The idea was to engage other employees in the process to ensure the new strategy would not be seen as an edict handed down from the top without any input.
“A part of the assignment for the group was to come up with a visual vision that would be used to communicate this vision to the rest of the organization and to sustain that vision as well,” Scott says.
In addition to employee participation, companies should not be afraid to utilize outside consultants.
“That’s what they do,” Scott says. “They were able to customize activities and programs for us around what our needs were.”
It is often helpful to conduct this type of dialogue away from the day-to-day routine of the workplace, where major issues can be hashed out without the distraction of company business.
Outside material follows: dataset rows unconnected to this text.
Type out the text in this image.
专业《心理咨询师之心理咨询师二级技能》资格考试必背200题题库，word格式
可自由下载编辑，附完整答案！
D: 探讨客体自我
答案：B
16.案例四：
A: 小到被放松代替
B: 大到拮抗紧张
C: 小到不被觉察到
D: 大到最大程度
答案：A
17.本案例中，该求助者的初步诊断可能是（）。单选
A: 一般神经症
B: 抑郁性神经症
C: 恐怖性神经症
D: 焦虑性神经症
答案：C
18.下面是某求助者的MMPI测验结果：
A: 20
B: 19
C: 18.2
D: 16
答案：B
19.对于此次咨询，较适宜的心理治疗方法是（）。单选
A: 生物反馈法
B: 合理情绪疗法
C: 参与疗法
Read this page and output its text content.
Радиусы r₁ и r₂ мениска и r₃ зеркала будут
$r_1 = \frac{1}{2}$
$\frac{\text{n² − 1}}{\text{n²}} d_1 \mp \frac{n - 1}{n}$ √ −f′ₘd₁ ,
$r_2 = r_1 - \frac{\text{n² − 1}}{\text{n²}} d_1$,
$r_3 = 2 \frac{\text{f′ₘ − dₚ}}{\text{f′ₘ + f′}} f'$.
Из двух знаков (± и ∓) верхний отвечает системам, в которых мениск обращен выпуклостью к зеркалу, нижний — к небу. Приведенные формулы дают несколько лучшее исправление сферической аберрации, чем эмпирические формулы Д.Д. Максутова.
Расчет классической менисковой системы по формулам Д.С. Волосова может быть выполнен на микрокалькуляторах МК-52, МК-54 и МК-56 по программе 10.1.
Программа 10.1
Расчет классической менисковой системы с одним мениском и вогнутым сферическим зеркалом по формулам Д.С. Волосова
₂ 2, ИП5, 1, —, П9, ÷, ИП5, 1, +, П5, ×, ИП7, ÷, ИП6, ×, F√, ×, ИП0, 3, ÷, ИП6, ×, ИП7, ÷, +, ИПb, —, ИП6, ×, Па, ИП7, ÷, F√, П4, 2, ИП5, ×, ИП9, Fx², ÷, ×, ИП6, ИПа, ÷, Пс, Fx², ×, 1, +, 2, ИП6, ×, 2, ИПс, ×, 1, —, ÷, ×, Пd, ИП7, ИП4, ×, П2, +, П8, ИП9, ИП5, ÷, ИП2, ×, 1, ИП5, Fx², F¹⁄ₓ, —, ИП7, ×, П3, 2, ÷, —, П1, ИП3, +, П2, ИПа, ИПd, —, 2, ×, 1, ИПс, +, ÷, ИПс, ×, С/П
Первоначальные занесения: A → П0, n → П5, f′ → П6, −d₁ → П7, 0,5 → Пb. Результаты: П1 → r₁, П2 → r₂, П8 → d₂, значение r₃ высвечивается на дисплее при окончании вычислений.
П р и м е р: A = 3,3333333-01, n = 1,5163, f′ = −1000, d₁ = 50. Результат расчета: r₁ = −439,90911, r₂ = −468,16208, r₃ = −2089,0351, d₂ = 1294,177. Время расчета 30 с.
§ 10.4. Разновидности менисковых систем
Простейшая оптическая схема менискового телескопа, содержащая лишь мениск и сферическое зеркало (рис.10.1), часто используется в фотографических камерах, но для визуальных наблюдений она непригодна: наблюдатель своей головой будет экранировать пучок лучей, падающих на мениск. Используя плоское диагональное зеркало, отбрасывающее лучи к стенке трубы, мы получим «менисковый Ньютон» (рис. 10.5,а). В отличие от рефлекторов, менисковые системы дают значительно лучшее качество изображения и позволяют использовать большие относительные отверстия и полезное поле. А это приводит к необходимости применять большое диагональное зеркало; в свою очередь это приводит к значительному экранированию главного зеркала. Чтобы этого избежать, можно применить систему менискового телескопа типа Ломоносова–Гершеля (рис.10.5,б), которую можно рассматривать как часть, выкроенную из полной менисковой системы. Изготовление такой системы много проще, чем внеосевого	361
Sawyer leaders spent a weekend at a state park.
While a culture change requires a great deal of internal focus, a company must not forget that its customers have a vested interest in the change, as well. News of the change will not always be met with instant approval.
“Customers, for the most part, didn’t want to see change,” Scott says. “We had to convince them that we were still in business and that we were going to come out of this as a solid company that they could continue to count on.”
To ease concerns, the company must do more than just make a phone call or send an e-mail. Sawyer officials visited their customers at their individual facilities, met with managers and sought to answer any questions that they had.
“It was also very important that we continued to supply products on time,” Scott says.
“Internally, we were all about change. Externally, for the most part, we were still the reliable supplier that companies had known us to be.”